A Fair to Remember

Judging by My Standards, I Should Have Won!

Well, folks, it’s that time of year again.  Time for the State Fair of Texas.  Time for greasy corny dogs and even greasier funnel cakes.  Time for football in the Cotton Bowl and a spin on the Tilt-a-Whirl.  Time to get beat by a chicken at tic-tac-toe and for me, time for a twenty-year-old painful memory of apple pie. 

Perhaps I’d better explain.  You see, I’m a girl who’s always in search of a good project, and when I find one, well, let’s just say I have a tendency to go a bit overboard.  For example, the year my toddler grandson was going to be a Matador for Halloween, I hand-stitched gold sequins on his tiny traje de luces.  When my children were babies, I not only made my own baby food – I grew the vegetables myself!  And don’t even get me started on my elaborate annual Christmas card. 

So it should come as no surprise that by the time I’d filled out and sent in the official entry form for the pie-judging contest at the Texas State Fair my mind was already spinning with ideas.

According to the rules, my pie had to be on the table in the Women’s Pavilion no later than 8:00 on the morning of the contest so I set my alarm for 4:30.  Next, using a tiny little star-shaped cookie cutter, I began cutting dozens and dozens of little stars from dough I had made the night before.  I popped the unbaked stars back into the fridge to chill while I prepared my apples.  And this is where even I admit that I went a bit too far because after peeling, coring and slicing my apples, I took that same cookie cutter and cut my apples into tiny little star shapes.  That’s right.  I said my apples! I poured them into the plate and then I painstakingly placed little star shapes of dough in concentric circles to form the top crust.  For over two hours in the early morning silence of my kitchen I toiled on and on.  "As easy as pie” could not have been further from the truth, but I didn’t care.  A masterpiece was being created. 

Down at Fair Park I was a bit disconcerted to discover that there were more than fifty contenders vying for the coveted blue ribbon.  This was going to be tough.  After all, I was up against the pros here – the "Aunt Bea’s” of the world who had been doing this for years.  What made me think a rookie like me stood a chance?  For a while my confidence wavered, until someone placed a pie next to mine, along with an accompanying can of Redi-Whip.  "Give me a break,” I scoffed.  Suddenly I felt a lot better.  At least I would beat her.

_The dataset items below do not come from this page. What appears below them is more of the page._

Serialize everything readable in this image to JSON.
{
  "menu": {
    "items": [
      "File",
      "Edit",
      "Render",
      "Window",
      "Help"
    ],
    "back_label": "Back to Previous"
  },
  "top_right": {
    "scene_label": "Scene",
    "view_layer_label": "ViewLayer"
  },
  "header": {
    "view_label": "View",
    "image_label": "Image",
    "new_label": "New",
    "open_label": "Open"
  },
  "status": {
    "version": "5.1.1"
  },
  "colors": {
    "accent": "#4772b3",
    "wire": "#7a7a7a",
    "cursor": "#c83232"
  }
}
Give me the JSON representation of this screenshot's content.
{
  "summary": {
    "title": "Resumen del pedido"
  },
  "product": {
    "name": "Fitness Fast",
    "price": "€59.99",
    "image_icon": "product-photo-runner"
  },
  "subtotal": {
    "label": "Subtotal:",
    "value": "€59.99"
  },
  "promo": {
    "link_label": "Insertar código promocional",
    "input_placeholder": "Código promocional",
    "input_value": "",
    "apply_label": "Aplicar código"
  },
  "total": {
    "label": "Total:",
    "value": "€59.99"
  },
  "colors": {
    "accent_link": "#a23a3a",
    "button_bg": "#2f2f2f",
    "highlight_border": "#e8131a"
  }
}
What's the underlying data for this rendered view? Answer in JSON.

I have no idea why they wanted us there so early in the morning.  It was way past two in the afternoon before the actual judging started, and while Marc and the kids took advantage of the gap by enjoying the fair, I couldn’t leave and consequently spent six solid hours with my bottom fused to a cold, hard folding chair. 

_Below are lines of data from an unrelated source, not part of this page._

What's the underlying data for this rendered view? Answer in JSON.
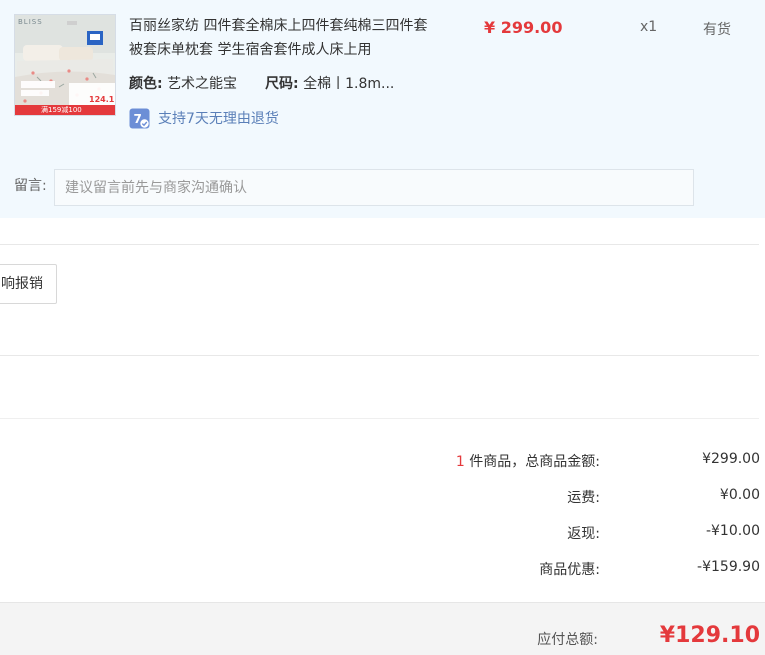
{
  "item": {
    "thumbnail": {
      "brand": "BLISS",
      "promo_price": "124.1",
      "promo_text": "满159减100"
    },
    "title": "百丽丝家纺 四件套全棉床上四件套纯棉三四件套 被套床单枕套 学生宿舍套件成人床上用",
    "color_key": "颜色:",
    "color_value": "艺术之能宝",
    "size_key": "尺码:",
    "size_value": "全棉丨1.8m...",
    "price": "¥ 299.00",
    "quantity": "x1",
    "stock": "有货",
    "return_badge": "7",
    "return_policy": "支持7天无理由退货"
  },
  "remark": {
    "label": "留言:",
    "placeholder": "建议留言前先与商家沟通确认"
  },
  "invoice": {
    "button_label": "响报销"
  },
  "summary": {
    "item_count": "1",
    "item_count_suffix": " 件商品，总商品金额:",
    "goods_total": "¥299.00",
    "shipping_label": "运费:",
    "shipping_value": "¥0.00",
    "cashback_label": "返现:",
    "cashback_value": "-¥10.00",
    "discount_label": "商品优惠:",
    "discount_value": "-¥159.90",
    "payable_label": "应付总额:",
    "payable_value": "¥129.10"
  },
  "colors": {
    "accent_red": "#e4393c",
    "card_bg": "#f2f9fe",
    "link_blue": "#5a7fb8"
  },
  "icons": {
    "return_icon": "seven-day-return-icon",
    "thumbnail": "bedding-product-image"
  }
}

Finally, it was time.  Onlookers gathered. The excitement built.  Five judges were ceremoniously escorted in and seated at a table on the stage.  Then, to my abject horror, several volunteers systematically went down the tables and scooped five forks-full of pie from the middle of each entry, wiped them onto a paper plate (in a motion akin to removing something unpleasant from the bottom of one’s shoe) and placed this unappetizing mess in front of the judges for tasting.  The judges never even saw my beautiful star-studded creation, nor could they tell that my apples were meticulously star-shaped as well.  Every one of those fifty disgusting plates looked exactly the same – with a single exception.  On one of the plates, each bite was elaborately topped with a swirl of Redi-Whip.  Betcha can’t guess which pie won.  That’s right.  Miss Redi-Whip

Oddly enough, I don’t remember being too devastated by the stinging loss.  In fact, the clearest memory I have of the whole ordeal is what happened after the contest was over.  I retrieved my entry (minus five bites from its middle), along with some plastic forks.  Then my husband and I, along with our two kids, found a bench outside, and right there under the shade of Big Tex’s armpit, the four of us polished off that entire apple pie.  It might not have earned a blue ribbon, but when it came to taste, the judges that really count declared that this one was definitely a winner!